Texas A&M Galveston Marine Scientist Named Montague-Center for Teaching Excellence Scholar    

Dr. Pete van HengstumDr. Pete van Hengstum, Assistant Professor in the Department of Marine Sciences, has been named the 2017-2018 Texas A&M University at Galveston Montague-Center for Teaching Excellence Scholar.

The Montague-Center for Teaching Excellence Scholars Program was initiated in 1991 as a cornerstone effort to provide leadership and services that contribute to the improvement of teaching quality at Texas A&M University.  Each academic college annually selects one tenure-track developing faculty member as their Montague-Center for Teaching Excellence Scholar.  This person receives a $6,500 grant to research and develop innovative teaching techniques with outcomes made available to other faculty through the Center for Teaching Excellence.

"Since joining Texas A&M Galveston in autumn of 2013, Pete has been a whirlwind of positive energy in his interactions with all members of the campus community," said Dr. Kyeong Park, department head of Marine Sciences at Texas A&M Galveston.  "Dr. van Hengstum's passion for teaching and engaging undergraduate students is clearly evidenced in his re-vitalization of the geoscience curriculum at Texas A&M Galveston.  Pete has brought a modern earth system approach to teaching geosciences on our campus, and he anchors his teaching with state-of-the-art advances from the scientific literature."

He has received a career total exceeding $2 million in research grants from national and international agencies, such as the National Science Foundation, the National Sciences and Engineering Research Council of Canada, and the Dalio Explore Foundation.  With this funding, Dr. van Hengstum has expanded the capability to collect unique sediment records from deep sinkholes and blueholes to investigate climate change, tropical landscape ecology and environmental change, and the periodicity of intense hurricane activity and droughts over the past 10,000 years.

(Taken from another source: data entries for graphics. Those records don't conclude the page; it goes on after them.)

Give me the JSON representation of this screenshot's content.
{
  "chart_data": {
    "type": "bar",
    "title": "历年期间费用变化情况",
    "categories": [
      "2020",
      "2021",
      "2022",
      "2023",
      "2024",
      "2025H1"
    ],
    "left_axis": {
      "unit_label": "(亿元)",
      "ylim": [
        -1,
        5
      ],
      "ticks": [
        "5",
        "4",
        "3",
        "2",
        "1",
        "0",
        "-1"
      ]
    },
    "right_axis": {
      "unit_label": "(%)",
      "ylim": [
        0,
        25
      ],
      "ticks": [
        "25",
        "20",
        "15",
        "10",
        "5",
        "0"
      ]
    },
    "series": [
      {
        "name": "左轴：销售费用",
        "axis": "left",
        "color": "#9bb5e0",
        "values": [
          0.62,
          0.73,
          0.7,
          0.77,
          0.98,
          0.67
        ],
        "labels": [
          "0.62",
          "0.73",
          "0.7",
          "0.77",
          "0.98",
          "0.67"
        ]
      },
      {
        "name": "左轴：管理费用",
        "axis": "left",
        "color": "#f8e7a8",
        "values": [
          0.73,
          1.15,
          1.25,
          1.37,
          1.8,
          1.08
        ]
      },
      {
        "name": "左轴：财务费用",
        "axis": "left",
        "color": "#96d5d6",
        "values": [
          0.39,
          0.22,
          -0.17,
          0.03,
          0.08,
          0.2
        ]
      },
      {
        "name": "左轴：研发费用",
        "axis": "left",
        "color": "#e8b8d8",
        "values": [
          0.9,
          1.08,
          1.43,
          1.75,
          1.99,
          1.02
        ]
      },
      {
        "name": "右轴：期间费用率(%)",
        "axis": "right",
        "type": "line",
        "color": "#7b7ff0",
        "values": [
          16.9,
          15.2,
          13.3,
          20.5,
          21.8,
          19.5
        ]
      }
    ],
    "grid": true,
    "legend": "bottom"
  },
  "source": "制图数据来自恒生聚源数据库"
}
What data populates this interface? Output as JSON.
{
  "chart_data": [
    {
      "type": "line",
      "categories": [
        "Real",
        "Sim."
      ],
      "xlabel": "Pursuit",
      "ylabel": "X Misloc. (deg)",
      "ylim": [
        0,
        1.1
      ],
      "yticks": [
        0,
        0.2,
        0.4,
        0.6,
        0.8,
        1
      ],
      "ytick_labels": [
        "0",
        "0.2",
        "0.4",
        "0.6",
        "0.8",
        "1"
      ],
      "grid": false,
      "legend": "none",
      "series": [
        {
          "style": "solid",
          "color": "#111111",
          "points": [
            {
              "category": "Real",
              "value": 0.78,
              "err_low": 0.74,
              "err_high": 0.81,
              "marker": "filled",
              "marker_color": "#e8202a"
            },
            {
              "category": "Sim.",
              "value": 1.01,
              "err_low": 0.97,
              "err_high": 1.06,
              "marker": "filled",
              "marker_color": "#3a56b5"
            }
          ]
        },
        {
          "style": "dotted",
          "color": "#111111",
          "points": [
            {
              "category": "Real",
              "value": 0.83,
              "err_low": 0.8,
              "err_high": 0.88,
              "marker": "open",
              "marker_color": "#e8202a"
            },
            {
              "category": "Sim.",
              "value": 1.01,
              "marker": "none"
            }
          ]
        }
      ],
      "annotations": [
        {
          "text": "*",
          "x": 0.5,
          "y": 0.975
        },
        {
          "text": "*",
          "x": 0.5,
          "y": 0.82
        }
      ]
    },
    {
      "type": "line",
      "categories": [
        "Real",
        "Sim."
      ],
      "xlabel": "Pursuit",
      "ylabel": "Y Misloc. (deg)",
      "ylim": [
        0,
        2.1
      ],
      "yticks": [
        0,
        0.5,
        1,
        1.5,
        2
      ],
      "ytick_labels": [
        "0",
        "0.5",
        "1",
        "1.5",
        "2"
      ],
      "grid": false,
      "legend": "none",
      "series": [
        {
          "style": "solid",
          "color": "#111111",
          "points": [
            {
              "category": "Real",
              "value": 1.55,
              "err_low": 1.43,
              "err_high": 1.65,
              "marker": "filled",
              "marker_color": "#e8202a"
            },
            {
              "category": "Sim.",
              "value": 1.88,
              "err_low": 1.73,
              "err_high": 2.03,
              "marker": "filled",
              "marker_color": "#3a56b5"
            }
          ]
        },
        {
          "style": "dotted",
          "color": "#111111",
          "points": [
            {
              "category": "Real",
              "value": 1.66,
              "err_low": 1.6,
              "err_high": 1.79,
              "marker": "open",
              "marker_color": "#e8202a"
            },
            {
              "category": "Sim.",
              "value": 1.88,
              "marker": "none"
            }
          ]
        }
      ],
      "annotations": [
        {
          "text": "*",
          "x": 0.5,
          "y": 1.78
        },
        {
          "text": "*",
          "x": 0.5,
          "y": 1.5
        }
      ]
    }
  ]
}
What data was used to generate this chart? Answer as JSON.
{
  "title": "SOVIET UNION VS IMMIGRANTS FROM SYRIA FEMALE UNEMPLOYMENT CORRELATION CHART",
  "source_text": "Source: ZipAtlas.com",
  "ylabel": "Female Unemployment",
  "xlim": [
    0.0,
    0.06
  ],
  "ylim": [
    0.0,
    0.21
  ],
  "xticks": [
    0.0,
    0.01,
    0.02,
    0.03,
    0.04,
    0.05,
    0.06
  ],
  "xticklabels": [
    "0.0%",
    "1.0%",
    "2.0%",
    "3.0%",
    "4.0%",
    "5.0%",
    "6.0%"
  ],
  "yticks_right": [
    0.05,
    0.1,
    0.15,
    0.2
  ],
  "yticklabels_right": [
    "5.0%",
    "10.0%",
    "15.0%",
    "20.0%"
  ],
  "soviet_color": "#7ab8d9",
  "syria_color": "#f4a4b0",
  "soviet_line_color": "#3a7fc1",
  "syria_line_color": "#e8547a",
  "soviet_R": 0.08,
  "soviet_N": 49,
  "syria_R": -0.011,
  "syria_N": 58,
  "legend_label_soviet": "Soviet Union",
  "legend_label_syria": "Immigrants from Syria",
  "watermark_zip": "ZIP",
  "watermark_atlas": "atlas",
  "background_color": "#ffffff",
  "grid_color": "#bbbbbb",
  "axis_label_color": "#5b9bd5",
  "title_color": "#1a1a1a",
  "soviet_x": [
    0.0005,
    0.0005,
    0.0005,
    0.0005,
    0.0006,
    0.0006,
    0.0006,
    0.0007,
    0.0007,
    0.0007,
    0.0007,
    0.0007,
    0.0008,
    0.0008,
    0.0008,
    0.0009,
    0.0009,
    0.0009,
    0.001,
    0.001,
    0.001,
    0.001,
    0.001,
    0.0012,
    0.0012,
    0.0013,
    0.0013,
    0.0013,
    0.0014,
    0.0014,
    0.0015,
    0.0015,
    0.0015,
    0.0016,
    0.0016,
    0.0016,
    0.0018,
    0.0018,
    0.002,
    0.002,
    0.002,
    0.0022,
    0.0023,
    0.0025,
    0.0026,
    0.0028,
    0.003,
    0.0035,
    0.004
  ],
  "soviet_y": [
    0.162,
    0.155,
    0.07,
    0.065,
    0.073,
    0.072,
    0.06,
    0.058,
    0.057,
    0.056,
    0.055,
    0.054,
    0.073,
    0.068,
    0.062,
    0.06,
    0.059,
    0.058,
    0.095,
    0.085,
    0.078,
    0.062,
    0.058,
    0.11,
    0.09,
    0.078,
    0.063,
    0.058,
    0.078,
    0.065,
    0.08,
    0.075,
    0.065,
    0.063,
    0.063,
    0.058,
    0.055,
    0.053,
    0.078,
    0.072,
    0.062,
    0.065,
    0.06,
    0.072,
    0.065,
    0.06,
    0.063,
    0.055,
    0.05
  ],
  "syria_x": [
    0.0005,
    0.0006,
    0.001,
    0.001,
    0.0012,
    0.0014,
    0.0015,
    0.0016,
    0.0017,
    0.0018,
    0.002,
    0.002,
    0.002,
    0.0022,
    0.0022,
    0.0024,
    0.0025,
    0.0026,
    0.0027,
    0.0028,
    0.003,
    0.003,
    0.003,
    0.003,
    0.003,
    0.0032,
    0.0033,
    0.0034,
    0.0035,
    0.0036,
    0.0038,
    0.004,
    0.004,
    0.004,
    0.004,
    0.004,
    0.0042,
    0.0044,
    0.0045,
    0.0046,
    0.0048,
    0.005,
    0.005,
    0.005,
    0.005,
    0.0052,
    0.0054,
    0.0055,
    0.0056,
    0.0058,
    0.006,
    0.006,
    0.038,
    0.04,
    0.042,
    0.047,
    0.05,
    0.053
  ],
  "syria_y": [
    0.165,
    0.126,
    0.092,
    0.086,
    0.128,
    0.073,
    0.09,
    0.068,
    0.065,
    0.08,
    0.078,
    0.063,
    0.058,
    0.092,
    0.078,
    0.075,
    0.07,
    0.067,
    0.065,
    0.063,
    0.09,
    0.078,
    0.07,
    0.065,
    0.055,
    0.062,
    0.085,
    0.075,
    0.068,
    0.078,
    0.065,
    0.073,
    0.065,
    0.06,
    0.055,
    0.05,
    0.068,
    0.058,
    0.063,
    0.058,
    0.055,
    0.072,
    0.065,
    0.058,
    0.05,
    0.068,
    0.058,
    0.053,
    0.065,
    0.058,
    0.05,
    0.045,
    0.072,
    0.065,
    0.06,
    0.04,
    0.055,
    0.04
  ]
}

Dr. van Hengstum will use his award to develop and implement inquiry-based teaching approaches and curriculum at the junior level at TAMUG.  "I benefited tremendously from inquiry-based teaching during my undergraduate study at McMaster University," says Dr. van Hengstum, "which pioneered inquiry-based teaching in the 1960's. This teaching approach develops skills in self-directed learning, a characteristic that promotes future success in all graduates."